Hello ! I am a second year Masters of Language Technologies (MLT) student in the Language Technologies Institute, School of Computer Science at Carnegie Mellon University, advised by Barnabás Póczos. My research interests lie at the intersection of machine learning and natural language processing, with a particular focus on:

  • Analyzing and enhancing generalization, robustness, and fairness of present-day neural networks (particularly LLMs).
  • Learning with limited data, active learning, data valuation algorithms, and data-centric machine learning.
  • Parameter efficient machine learning.

Currently, I am working on information theoretic measures for improving fairness and robustness of ML/NLP systems. I’ve also been fortunate to collaborate with several esteemed facutly at CMU, such as Graham Neubig, Aditi Raghunathan, Ameet Talwalkar, Emma Strubell, and David R. Mortensen, on various research projects that analyze and improve generalization and efficiency of neural networks. For the summer of 2023, I interned with Apple Research (Siri), investigating the emergent capabilities of LLMs for dialog applications.

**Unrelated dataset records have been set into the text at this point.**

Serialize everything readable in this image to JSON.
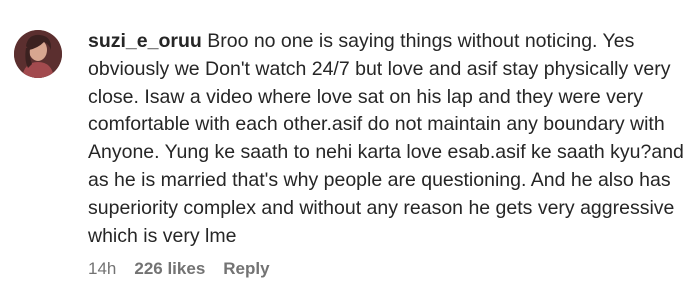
{
  "comment": {
    "username": "suzi_e_oruu",
    "text": "Broo no one is saying things without noticing. Yes obviously we Don't watch 24/7 but love and asif stay physically very close. Isaw a video where love sat on his lap and they were very comfortable with each other.asif do not maintain any boundary with Anyone. Yung ke saath to nehi karta love esab.asif ke saath kyu?and as he is married that's why people are questioning. And he also has superiority complex and without any reason he gets very aggressive which is very lme",
    "time": "14h",
    "likes": "226 likes",
    "reply_label": "Reply"
  },
  "avatar": {
    "icon": "user-avatar"
  }
}
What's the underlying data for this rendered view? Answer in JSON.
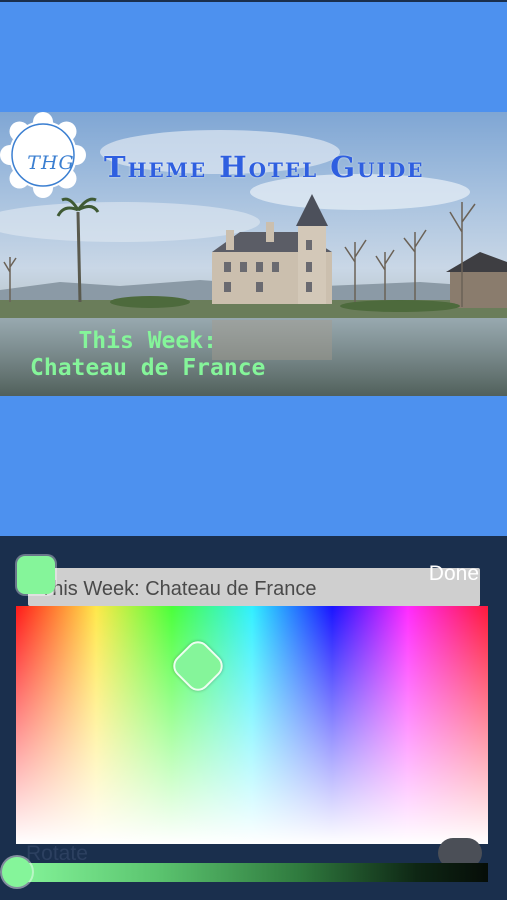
{
  "banner": {
    "logo_text": "THG",
    "title": "Theme Hotel Guide",
    "overlay_line1": "This Week:",
    "overlay_line2": "Chateau de France"
  },
  "editor": {
    "done_label": "Done",
    "text_value": "This Week: Chateau de France",
    "selected_color": "#85f59a",
    "rotate_label": "Rotate"
  },
  "colors": {
    "background": "#4d91ef",
    "panel": "#1a2f4d",
    "overlay_text": "#85f59a",
    "title": "#2f5fe0"
  }
}
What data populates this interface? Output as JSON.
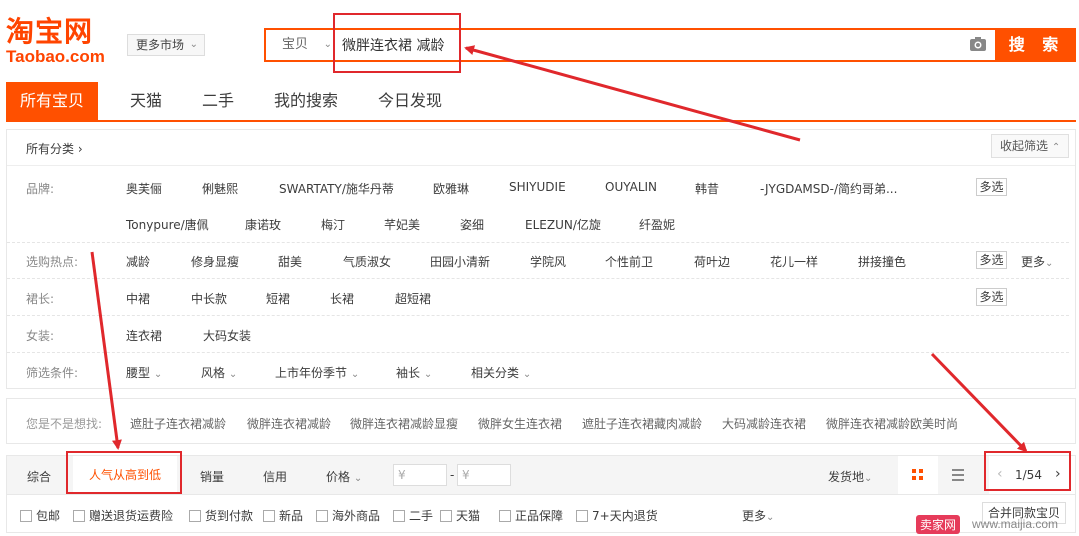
{
  "logo": {
    "cn": "淘宝网",
    "en": "Taobao.com"
  },
  "market_button": "更多市场",
  "search": {
    "type": "宝贝",
    "value": "微胖连衣裙 减龄",
    "button": "搜 索"
  },
  "tabs": [
    "所有宝贝",
    "天猫",
    "二手",
    "我的搜索",
    "今日发现"
  ],
  "category": {
    "all_label": "所有分类",
    "collapse": "收起筛选",
    "rows": [
      {
        "label": "品牌:",
        "items": [
          "奥芙俪",
          "俐魅熙",
          "SWARTATY/施华丹蒂",
          "欧雅琳",
          "SHIYUDIE",
          "OUYALIN",
          "韩昔",
          "-JYGDAMSD-/简约哥弟...",
          "Tonypure/唐佩",
          "康诺玫",
          "梅汀",
          "芊妃美",
          "姿细",
          "ELEZUN/亿旋",
          "纤盈妮"
        ],
        "multi": "多选"
      },
      {
        "label": "选购热点:",
        "items": [
          "减龄",
          "修身显瘦",
          "甜美",
          "气质淑女",
          "田园小清新",
          "学院风",
          "个性前卫",
          "荷叶边",
          "花儿一样",
          "拼接撞色"
        ],
        "multi": "多选",
        "more": "更多"
      },
      {
        "label": "裙长:",
        "items": [
          "中裙",
          "中长款",
          "短裙",
          "长裙",
          "超短裙"
        ],
        "multi": "多选"
      },
      {
        "label": "女装:",
        "items": [
          "连衣裙",
          "大码女装"
        ]
      },
      {
        "label": "筛选条件:",
        "items": [
          "腰型",
          "风格",
          "上市年份季节",
          "袖长",
          "相关分类"
        ]
      }
    ]
  },
  "guess": {
    "label": "您是不是想找:",
    "items": [
      "遮肚子连衣裙减龄",
      "微胖连衣裙减龄",
      "微胖连衣裙减龄显瘦",
      "微胖女生连衣裙",
      "遮肚子连衣裙藏肉减龄",
      "大码减龄连衣裙",
      "微胖连衣裙减龄欧美时尚"
    ]
  },
  "sort": {
    "items": [
      "综合",
      "人气从高到低",
      "销量",
      "信用",
      "价格"
    ],
    "price_from": "¥",
    "price_to": "¥",
    "dash": "-",
    "ship_from": "发货地",
    "page": "1/54"
  },
  "filters": {
    "items": [
      "包邮",
      "赠送退货运费险",
      "货到付款",
      "新品",
      "海外商品",
      "二手",
      "天猫",
      "正品保障",
      "7+天内退货"
    ],
    "more": "更多",
    "merge": "合并同款宝贝"
  },
  "watermark": {
    "logo": "卖家网",
    "url": "www.maijia.com"
  },
  "colors": {
    "accent": "#ff5000",
    "annotation": "#e0282c"
  }
}
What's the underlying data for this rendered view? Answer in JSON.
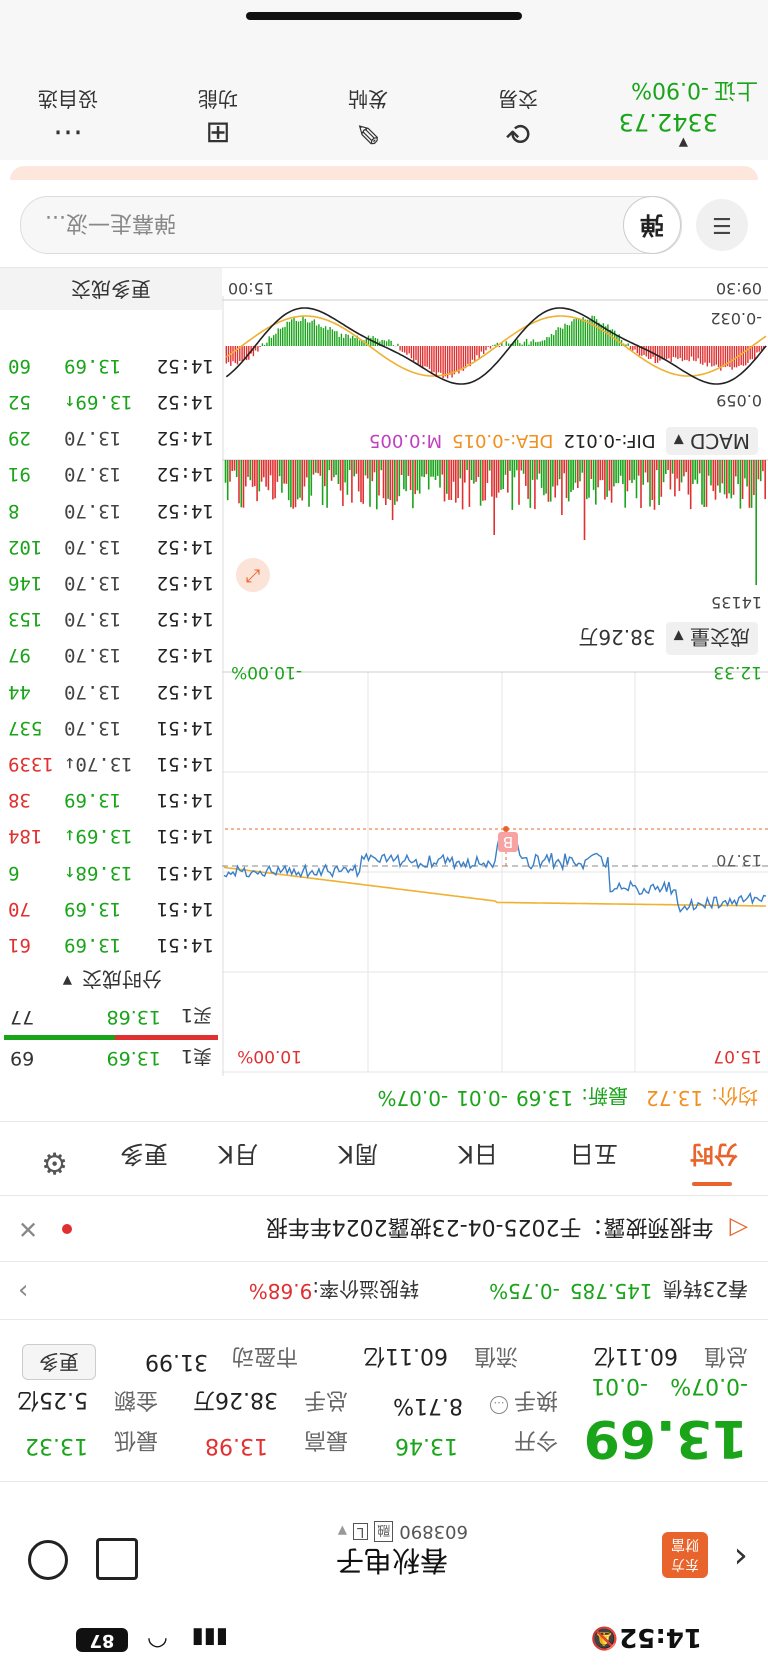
{
  "status_bar": {
    "time": "14:52",
    "battery": "87"
  },
  "header": {
    "stock_name": "春秋电子",
    "stock_code": "603890",
    "badge_rong": "融",
    "badge_l": "L"
  },
  "quote": {
    "price": "13.69",
    "change": "-0.01",
    "change_pct": "-0.07%",
    "open_label": "今开",
    "open": "13.46",
    "high_label": "最高",
    "high": "13.98",
    "low_label": "最低",
    "low": "13.32",
    "turnover_label": "换手",
    "turnover": "8.71%",
    "volume_label": "总手",
    "volume": "38.26万",
    "amount_label": "金额",
    "amount": "5.25亿",
    "mktcap_label": "总值",
    "mktcap": "60.11亿",
    "float_label": "流值",
    "float": "60.11亿",
    "pe_label": "市盈动",
    "pe": "31.99",
    "more_btn": "更多"
  },
  "convertible": {
    "name": "春23转债",
    "price": "145.785",
    "change_pct": "-0.75%",
    "premium_label": "转股溢价率:",
    "premium": "9.68%"
  },
  "notice": {
    "text": "年报预披露：于2025-04-23披露2024年年报"
  },
  "tabs": {
    "items": [
      "分时",
      "五日",
      "日K",
      "周K",
      "月K",
      "更多"
    ]
  },
  "chart_header": {
    "avg_label": "均价:",
    "avg": "13.72",
    "latest_label": "最新:",
    "latest": "13.69",
    "change": "-0.01",
    "change_pct": "-0.07%"
  },
  "chart_labels": {
    "top_left_price": "15.07",
    "top_right_pct": "10.00%",
    "bottom_left_price": "12.33",
    "bottom_right_pct": "-10.00%",
    "ref_price": "13.70",
    "b_marker": "B",
    "volume_indicator": "成交量",
    "volume_value": "38.26万",
    "vol_max": "14135",
    "macd_indicator": "MACD",
    "dif": "DIF:-0.012",
    "dea": "DEA:-0.015",
    "m": "M:0.005",
    "macd_top": "0.059",
    "macd_bottom": "-0.032",
    "time_start": "09:30",
    "time_end": "15:00"
  },
  "order_book": {
    "sell1_label": "卖1",
    "sell1_price": "13.69",
    "sell1_vol": "69",
    "buy1_label": "买1",
    "buy1_price": "13.68",
    "buy1_vol": "77"
  },
  "trades": {
    "header": "分时成交",
    "more": "更多成交",
    "rows": [
      {
        "time": "14:51",
        "price": "13.69",
        "vol": "61",
        "pc": "green",
        "vc": "red"
      },
      {
        "time": "14:51",
        "price": "13.69",
        "vol": "70",
        "pc": "green",
        "vc": "red"
      },
      {
        "time": "14:51",
        "price": "13.68↑",
        "vol": "6",
        "pc": "green",
        "vc": "green"
      },
      {
        "time": "14:51",
        "price": "13.69↓",
        "vol": "184",
        "pc": "green",
        "vc": "red"
      },
      {
        "time": "14:51",
        "price": "13.69",
        "vol": "38",
        "pc": "green",
        "vc": "red"
      },
      {
        "time": "14:51",
        "price": "13.70↓",
        "vol": "1339",
        "pc": "grey",
        "vc": "red"
      },
      {
        "time": "14:51",
        "price": "13.70",
        "vol": "537",
        "pc": "grey",
        "vc": "green"
      },
      {
        "time": "14:52",
        "price": "13.70",
        "vol": "44",
        "pc": "grey",
        "vc": "green"
      },
      {
        "time": "14:52",
        "price": "13.70",
        "vol": "97",
        "pc": "grey",
        "vc": "green"
      },
      {
        "time": "14:52",
        "price": "13.70",
        "vol": "153",
        "pc": "grey",
        "vc": "green"
      },
      {
        "time": "14:52",
        "price": "13.70",
        "vol": "146",
        "pc": "grey",
        "vc": "green"
      },
      {
        "time": "14:52",
        "price": "13.70",
        "vol": "102",
        "pc": "grey",
        "vc": "green"
      },
      {
        "time": "14:52",
        "price": "13.70",
        "vol": "8",
        "pc": "grey",
        "vc": "green"
      },
      {
        "time": "14:52",
        "price": "13.70",
        "vol": "91",
        "pc": "grey",
        "vc": "green"
      },
      {
        "time": "14:52",
        "price": "13.70",
        "vol": "29",
        "pc": "grey",
        "vc": "green"
      },
      {
        "time": "14:52",
        "price": "13.69↑",
        "vol": "52",
        "pc": "green",
        "vc": "green"
      },
      {
        "time": "14:52",
        "price": "13.69",
        "vol": "60",
        "pc": "green",
        "vc": "green"
      }
    ]
  },
  "comment": {
    "placeholder": "弹幕走一波...",
    "danmu_btn": "弹"
  },
  "bottom_nav": {
    "index_name": "上证",
    "index_pct": "-0.90%",
    "index_value": "3342.73",
    "trade": "交易",
    "post": "发帖",
    "func": "功能",
    "watchlist": "设自选"
  },
  "colors": {
    "red": "#e03030",
    "green": "#1aa41a",
    "orange": "#f09020",
    "blue": "#3a7fc6",
    "accent": "#e8642c"
  }
}
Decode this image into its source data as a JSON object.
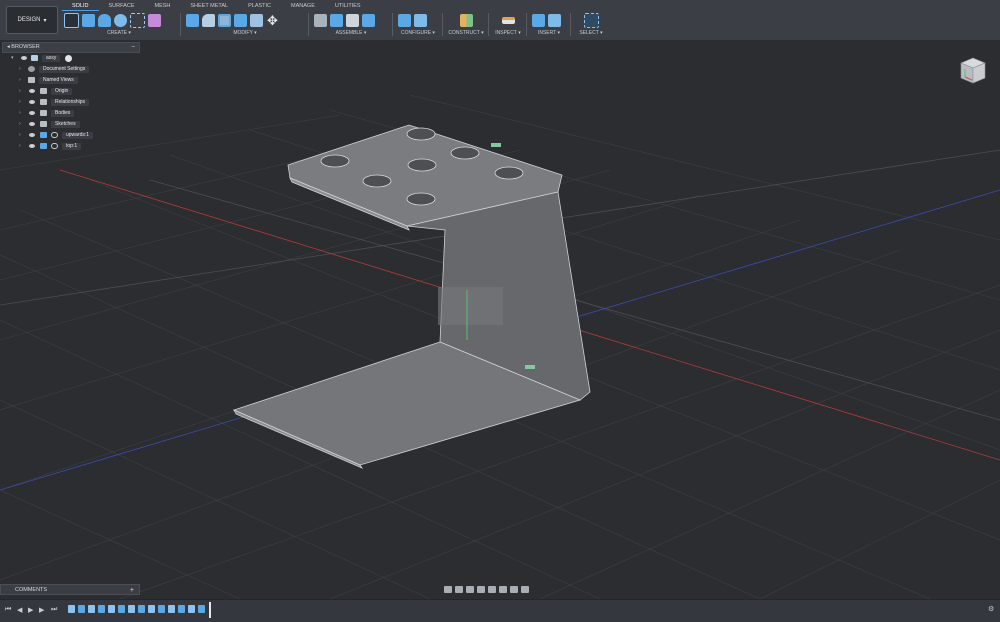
{
  "toolbar": {
    "workspace": "DESIGN",
    "tabs": [
      "SOLID",
      "SURFACE",
      "MESH",
      "SHEET METAL",
      "PLASTIC",
      "MANAGE",
      "UTILITIES"
    ],
    "active_tab": "SOLID",
    "groups": [
      {
        "label": "CREATE ▾",
        "icons": [
          "new-sketch-icon",
          "extrude-icon",
          "revolve-icon",
          "hole-icon",
          "rectangle-icon",
          "form-icon"
        ]
      },
      {
        "label": "MODIFY ▾",
        "icons": [
          "press-pull-icon",
          "fillet-icon",
          "shell-icon",
          "combine-icon",
          "align-icon",
          "move-icon"
        ]
      },
      {
        "label": "ASSEMBLE ▾",
        "icons": [
          "new-component-icon",
          "joint-icon",
          "as-built-joint-icon",
          "joint-origin-icon"
        ]
      },
      {
        "label": "CONFIGURE ▾",
        "icons": [
          "configure-icon",
          "table-icon"
        ]
      },
      {
        "label": "CONSTRUCT ▾",
        "icons": [
          "offset-plane-icon"
        ]
      },
      {
        "label": "INSPECT ▾",
        "icons": [
          "measure-icon"
        ]
      },
      {
        "label": "INSERT ▾",
        "icons": [
          "insert-derive-icon",
          "insert-image-icon"
        ]
      },
      {
        "label": "SELECT ▾",
        "icons": [
          "select-icon"
        ]
      }
    ]
  },
  "browser": {
    "title": "BROWSER",
    "collapse": "–",
    "root": "assy",
    "items": [
      {
        "label": "Document Settings",
        "icon": "gear-icon",
        "eye": false
      },
      {
        "label": "Named Views",
        "icon": "folder-icon",
        "eye": false
      },
      {
        "label": "Origin",
        "icon": "folder-icon",
        "eye": true
      },
      {
        "label": "Relationships",
        "icon": "folder-icon",
        "eye": true
      },
      {
        "label": "Bodies",
        "icon": "folder-icon",
        "eye": true
      },
      {
        "label": "Sketches",
        "icon": "folder-icon",
        "eye": true
      },
      {
        "label": "upwards:1",
        "icon": "component-icon",
        "eye": true
      },
      {
        "label": "top:1",
        "icon": "component-icon",
        "eye": true
      }
    ]
  },
  "comments": {
    "title": "COMMENTS",
    "add": "+"
  },
  "colors": {
    "accent": "#4b9fe8",
    "toolbar_bg": "#3b3f45",
    "viewport_bg": "#2b2d31",
    "model_fill": "#6f7174",
    "axis_red": "#b23a3a",
    "axis_blue": "#3a4cb2"
  },
  "timeline": {
    "controls": [
      "skip-to-start-icon",
      "step-back-icon",
      "play-icon",
      "step-forward-icon",
      "skip-to-end-icon"
    ],
    "features_count": 14
  },
  "navbar": {
    "icons": [
      "orbit-icon",
      "look-at-icon",
      "pan-icon",
      "zoom-icon",
      "fit-icon",
      "display-settings-icon",
      "grid-settings-icon",
      "viewports-icon"
    ]
  }
}
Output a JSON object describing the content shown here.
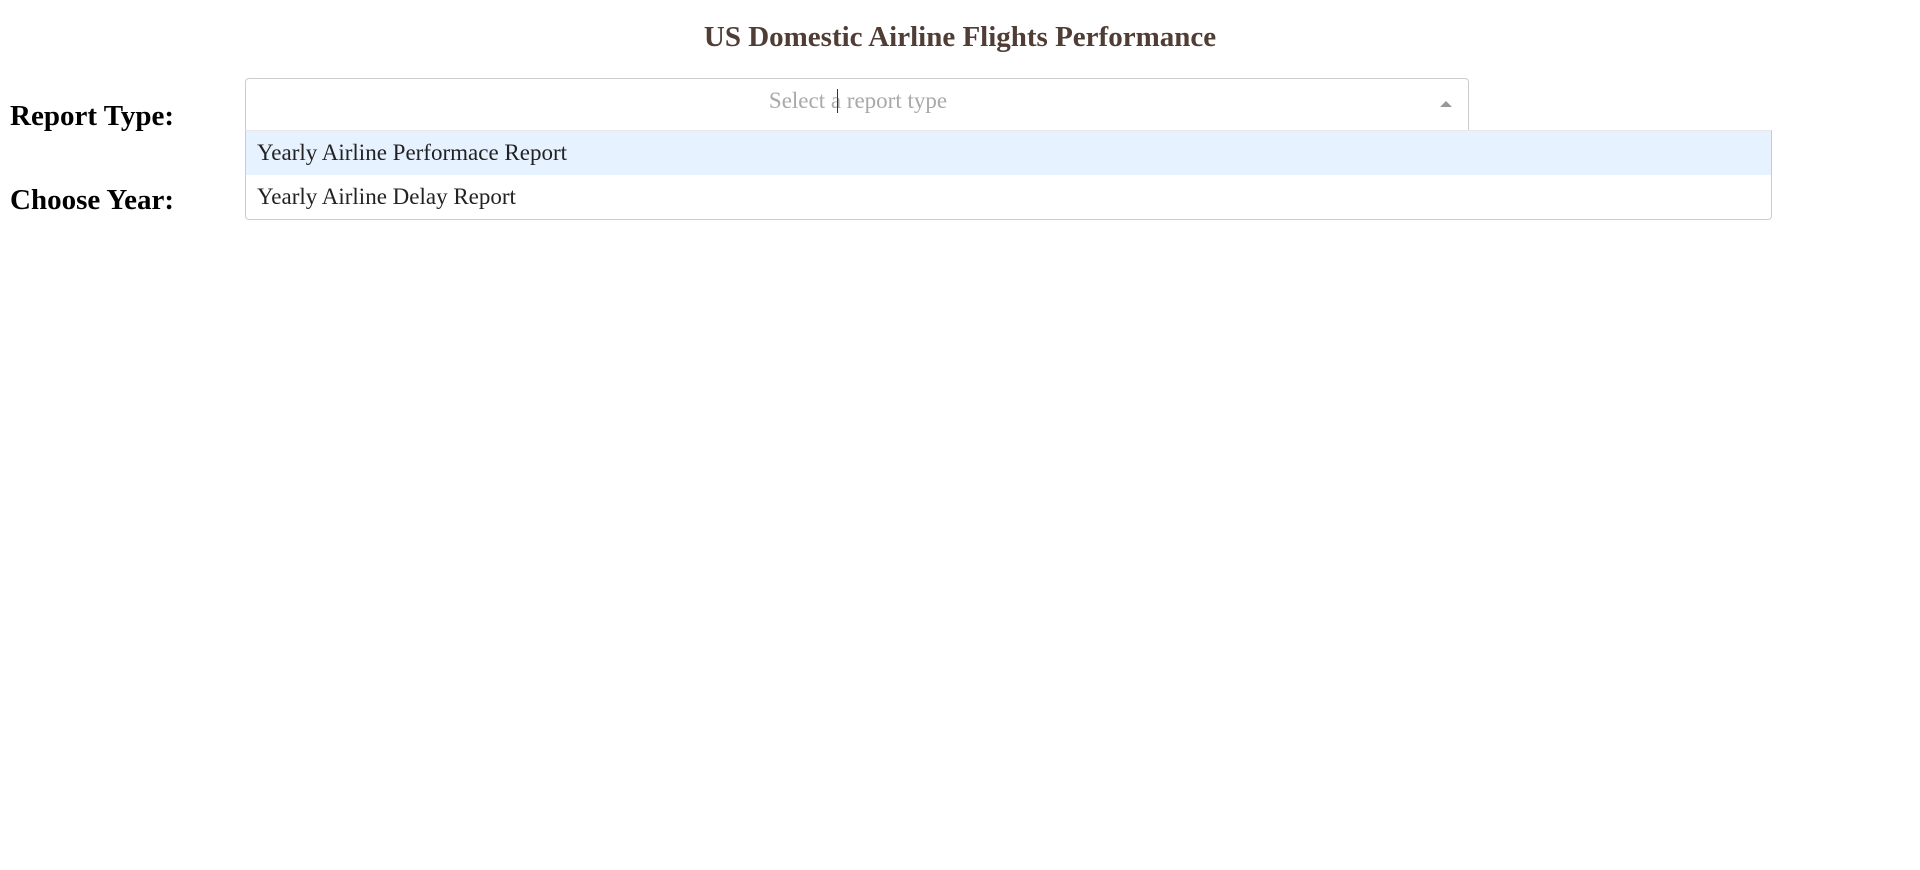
{
  "header": {
    "title": "US Domestic Airline Flights Performance"
  },
  "form": {
    "report_type_label": "Report Type:",
    "year_label": "Choose Year:"
  },
  "report_select": {
    "placeholder": "Select a report type",
    "is_open": true,
    "options": [
      {
        "label": "Yearly Airline Performace Report",
        "focused": true
      },
      {
        "label": "Yearly Airline Delay Report",
        "focused": false
      }
    ]
  },
  "colors": {
    "title": "#503d36",
    "placeholder": "#a9a9a9",
    "option_focus_bg": "#e6f2ff",
    "border": "#cccccc"
  },
  "icons": {
    "dropdown_arrow": "chevron-up-icon"
  }
}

Before coming to CMU, I was a Predoctoral Researcher / Research Associate with Prof. Tanmoy Chakraborty at the Laboratory for Computational Social Systems (LCS2), IIIT Delhi working on various research projects in NLP, multimodal machine learning, social computing, and conversational systems. My research has been published at top NLP/ML conferences such as ACL, EMNLP, EACL, SIGKDD, and IJCAI.

You can learn more about my publications here. You can find my detailed CV here.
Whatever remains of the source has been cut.